# "120/90mm BCD" ...wait, wut?



## Bob Ross (Apr 18, 2006)

So I bought the missus a 'cross bike (Cannondale CAADX 105 Disc) since she wanted something that could handle a little bit of dirt/gravel but mostly so she could ride in less-than-ideal weather, and also so she could have a dedicated commuter bike.

Since she has no intention of ever actually doing a cyclocross race, the stock gearing won't work for her; she wants to change the 46/36 chainrings to 50/34. [Edit: Or, at the very least change the inner chainring to 34, or 32, or 30.]

Okay, methinks, no big deal, I'll just buy the correct [sic] chainrings, raise the FD clamp a feww mm, swap out chainrings and badda-boom badda bing, Bob's yer uncle.

Then I looked closely at the crankset that came on the Cannondale, an FSA (Gossamer, I think?) with BB30: On the chainrings it says "120/90mm BCD"

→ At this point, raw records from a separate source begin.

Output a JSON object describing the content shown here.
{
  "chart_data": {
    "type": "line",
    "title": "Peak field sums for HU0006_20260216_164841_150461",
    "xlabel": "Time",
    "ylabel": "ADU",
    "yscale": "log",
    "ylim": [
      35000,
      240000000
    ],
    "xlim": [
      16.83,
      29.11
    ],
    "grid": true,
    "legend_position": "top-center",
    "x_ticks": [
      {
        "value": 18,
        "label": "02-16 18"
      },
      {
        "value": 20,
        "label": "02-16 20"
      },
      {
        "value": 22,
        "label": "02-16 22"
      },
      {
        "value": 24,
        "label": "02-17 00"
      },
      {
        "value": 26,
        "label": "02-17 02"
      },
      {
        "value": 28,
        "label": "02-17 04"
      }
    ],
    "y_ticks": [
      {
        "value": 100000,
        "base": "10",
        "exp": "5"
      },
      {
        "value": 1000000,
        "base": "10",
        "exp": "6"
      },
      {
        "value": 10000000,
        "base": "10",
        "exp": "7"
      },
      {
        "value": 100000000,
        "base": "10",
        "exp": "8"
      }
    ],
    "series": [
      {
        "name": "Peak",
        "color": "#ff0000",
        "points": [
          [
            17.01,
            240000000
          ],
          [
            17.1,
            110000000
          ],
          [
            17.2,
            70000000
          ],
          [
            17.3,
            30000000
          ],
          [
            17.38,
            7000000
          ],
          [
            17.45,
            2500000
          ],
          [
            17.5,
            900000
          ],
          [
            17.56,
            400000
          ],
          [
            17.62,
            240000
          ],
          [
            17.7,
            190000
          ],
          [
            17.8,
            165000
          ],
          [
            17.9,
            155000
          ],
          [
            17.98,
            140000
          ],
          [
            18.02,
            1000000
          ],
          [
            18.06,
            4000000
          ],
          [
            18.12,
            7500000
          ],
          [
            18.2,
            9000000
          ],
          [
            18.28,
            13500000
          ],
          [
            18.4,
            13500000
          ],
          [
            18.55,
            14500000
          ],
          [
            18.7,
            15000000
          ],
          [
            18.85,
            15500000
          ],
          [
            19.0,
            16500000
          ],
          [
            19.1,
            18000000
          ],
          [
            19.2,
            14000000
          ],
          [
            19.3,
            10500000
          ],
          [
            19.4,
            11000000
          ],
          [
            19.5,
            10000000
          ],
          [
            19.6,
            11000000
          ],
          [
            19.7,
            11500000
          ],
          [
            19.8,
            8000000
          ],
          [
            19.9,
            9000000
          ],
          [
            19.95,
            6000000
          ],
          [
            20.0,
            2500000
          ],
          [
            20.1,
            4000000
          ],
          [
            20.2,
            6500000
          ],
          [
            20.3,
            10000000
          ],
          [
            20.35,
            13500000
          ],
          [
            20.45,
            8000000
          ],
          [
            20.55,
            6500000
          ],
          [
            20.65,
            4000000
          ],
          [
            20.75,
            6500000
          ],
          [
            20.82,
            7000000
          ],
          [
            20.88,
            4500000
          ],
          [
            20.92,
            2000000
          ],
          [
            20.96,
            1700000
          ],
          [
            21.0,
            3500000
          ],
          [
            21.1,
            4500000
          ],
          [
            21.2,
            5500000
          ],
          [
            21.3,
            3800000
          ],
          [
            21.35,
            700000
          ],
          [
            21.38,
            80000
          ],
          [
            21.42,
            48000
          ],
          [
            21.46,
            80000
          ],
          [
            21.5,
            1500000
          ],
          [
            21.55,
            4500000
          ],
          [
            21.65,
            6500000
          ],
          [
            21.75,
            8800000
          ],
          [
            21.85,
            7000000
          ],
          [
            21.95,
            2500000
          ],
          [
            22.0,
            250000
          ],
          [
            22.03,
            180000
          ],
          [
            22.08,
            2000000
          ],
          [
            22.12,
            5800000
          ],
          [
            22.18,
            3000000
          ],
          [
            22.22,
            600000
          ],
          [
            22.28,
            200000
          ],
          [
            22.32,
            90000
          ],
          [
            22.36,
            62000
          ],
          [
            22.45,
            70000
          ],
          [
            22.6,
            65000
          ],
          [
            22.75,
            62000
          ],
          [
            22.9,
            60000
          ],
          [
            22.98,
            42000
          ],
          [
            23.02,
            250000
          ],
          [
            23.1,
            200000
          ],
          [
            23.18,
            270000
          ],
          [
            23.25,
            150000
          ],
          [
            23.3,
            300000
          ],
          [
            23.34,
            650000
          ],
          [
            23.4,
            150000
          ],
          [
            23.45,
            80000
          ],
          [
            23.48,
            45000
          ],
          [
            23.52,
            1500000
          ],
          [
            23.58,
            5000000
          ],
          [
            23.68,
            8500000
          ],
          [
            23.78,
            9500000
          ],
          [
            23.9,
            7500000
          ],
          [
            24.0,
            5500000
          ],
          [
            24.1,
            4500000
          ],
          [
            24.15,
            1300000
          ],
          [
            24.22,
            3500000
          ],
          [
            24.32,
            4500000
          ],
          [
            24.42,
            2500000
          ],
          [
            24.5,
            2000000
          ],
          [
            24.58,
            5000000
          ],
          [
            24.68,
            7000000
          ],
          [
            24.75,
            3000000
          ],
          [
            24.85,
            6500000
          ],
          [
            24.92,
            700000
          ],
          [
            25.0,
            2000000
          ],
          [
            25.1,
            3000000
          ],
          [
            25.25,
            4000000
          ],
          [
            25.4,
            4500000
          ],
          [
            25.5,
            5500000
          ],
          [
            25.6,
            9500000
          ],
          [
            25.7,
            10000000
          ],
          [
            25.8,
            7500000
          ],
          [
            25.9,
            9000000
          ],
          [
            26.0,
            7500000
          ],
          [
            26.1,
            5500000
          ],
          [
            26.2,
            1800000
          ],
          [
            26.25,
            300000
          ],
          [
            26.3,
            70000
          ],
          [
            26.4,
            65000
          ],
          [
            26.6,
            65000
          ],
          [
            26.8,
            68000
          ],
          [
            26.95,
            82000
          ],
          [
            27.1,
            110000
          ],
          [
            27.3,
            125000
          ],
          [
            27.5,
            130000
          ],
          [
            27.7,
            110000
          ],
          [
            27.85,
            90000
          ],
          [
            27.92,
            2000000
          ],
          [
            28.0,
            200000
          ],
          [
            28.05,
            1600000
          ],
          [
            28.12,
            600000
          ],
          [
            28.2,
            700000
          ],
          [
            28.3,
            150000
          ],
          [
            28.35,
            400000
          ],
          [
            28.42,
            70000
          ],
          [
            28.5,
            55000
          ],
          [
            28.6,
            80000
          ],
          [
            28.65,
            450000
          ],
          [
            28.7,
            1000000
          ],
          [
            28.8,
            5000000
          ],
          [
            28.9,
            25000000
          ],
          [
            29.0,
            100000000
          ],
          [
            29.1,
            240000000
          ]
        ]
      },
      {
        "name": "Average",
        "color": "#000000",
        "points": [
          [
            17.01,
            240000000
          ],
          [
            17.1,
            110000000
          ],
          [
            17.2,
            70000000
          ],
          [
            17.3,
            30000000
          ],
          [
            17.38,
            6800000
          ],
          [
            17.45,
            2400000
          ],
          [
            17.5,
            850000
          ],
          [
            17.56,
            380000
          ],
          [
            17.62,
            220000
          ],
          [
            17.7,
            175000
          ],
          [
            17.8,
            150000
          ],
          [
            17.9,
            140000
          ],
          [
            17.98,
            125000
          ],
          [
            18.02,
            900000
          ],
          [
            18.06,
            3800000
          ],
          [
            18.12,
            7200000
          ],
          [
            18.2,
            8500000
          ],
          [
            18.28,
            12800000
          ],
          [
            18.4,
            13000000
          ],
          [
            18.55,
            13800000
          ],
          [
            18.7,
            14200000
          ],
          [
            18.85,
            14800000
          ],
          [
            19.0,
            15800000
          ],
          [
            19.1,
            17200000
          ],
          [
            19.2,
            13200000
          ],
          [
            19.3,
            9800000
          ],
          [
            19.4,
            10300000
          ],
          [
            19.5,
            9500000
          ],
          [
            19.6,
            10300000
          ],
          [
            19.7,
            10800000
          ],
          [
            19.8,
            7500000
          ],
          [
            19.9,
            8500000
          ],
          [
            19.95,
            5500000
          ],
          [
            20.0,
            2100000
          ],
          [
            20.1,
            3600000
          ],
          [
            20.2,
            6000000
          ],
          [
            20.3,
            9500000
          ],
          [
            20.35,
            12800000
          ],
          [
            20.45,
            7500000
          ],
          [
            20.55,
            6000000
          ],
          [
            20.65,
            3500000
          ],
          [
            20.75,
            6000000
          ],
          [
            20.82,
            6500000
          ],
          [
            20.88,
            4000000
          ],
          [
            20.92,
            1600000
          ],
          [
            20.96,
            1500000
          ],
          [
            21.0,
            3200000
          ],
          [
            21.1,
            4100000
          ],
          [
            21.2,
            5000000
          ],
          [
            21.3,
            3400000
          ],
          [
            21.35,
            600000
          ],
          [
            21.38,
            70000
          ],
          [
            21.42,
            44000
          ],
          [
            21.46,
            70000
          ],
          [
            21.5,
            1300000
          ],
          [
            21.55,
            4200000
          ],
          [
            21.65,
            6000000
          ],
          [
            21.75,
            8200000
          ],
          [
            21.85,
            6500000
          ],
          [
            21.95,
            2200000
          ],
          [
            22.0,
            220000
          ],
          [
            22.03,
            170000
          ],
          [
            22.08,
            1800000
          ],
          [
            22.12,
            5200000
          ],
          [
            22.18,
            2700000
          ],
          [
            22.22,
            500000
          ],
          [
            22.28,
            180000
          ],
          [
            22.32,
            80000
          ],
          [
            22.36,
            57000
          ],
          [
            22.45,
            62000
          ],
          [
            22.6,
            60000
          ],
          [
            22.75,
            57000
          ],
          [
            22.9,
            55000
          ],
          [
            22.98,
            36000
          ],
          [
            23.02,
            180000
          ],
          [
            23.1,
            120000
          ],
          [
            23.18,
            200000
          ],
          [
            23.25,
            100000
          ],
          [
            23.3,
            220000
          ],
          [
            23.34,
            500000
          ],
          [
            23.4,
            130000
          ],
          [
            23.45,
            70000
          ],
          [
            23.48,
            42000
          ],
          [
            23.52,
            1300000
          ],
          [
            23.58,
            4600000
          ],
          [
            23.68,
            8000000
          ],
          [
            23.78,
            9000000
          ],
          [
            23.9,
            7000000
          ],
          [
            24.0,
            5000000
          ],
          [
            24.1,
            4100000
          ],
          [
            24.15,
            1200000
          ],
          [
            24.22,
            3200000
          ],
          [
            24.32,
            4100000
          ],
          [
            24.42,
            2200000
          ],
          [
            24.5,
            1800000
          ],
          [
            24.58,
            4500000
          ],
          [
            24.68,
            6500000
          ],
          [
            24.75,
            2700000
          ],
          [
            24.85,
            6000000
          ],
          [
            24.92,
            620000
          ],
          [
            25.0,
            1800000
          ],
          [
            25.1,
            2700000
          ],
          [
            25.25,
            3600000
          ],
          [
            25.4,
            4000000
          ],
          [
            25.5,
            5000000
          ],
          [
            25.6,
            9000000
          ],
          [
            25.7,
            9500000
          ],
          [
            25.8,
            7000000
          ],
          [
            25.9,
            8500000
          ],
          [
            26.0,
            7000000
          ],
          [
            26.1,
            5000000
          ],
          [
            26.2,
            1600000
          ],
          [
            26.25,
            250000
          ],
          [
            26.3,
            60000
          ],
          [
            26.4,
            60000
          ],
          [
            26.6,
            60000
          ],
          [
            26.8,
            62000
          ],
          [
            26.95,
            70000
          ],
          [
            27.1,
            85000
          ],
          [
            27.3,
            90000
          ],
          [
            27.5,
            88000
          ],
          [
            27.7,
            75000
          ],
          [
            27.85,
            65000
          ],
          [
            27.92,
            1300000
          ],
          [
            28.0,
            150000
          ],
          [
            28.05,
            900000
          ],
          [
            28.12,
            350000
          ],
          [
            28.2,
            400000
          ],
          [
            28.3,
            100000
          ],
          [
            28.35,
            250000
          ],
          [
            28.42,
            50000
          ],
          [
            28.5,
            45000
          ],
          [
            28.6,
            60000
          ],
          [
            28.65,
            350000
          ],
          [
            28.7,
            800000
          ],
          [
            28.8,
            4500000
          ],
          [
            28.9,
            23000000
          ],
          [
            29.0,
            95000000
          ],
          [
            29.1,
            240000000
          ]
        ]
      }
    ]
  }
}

Okay, either I'm a complete newb, or I'm completely crazy...what's the deal with two different numbers for the Bolt Circle Diameter? Is this some newfangled spec? As far as I can see there's only one set of bolts holding both chainrings to the crank. Is it 120mm or 90mm? (And fwiw there are only four bolts, in case that makes a difference.)

What do I need to specify to find alternate chainrings that are compatible with this crank? Or am I screwed?

Thanks.


----------



## Dan Gerous (Mar 28, 2005)

120 is the BCD for the big ring, 90 is the BCD for the small ring (bolts holding the big ring are almost hidden behind the small ring).

FSA seems to create 13 new BCD's each year for odd reasons... I'm not sure if anyone but FSA makes chainrings for this particular one but I have seen them in other sizes including Compact 50/34t but in theory, the 90 BCD would allow smaller rings than 34 to fit so maybe 32 or 30 exist.


----------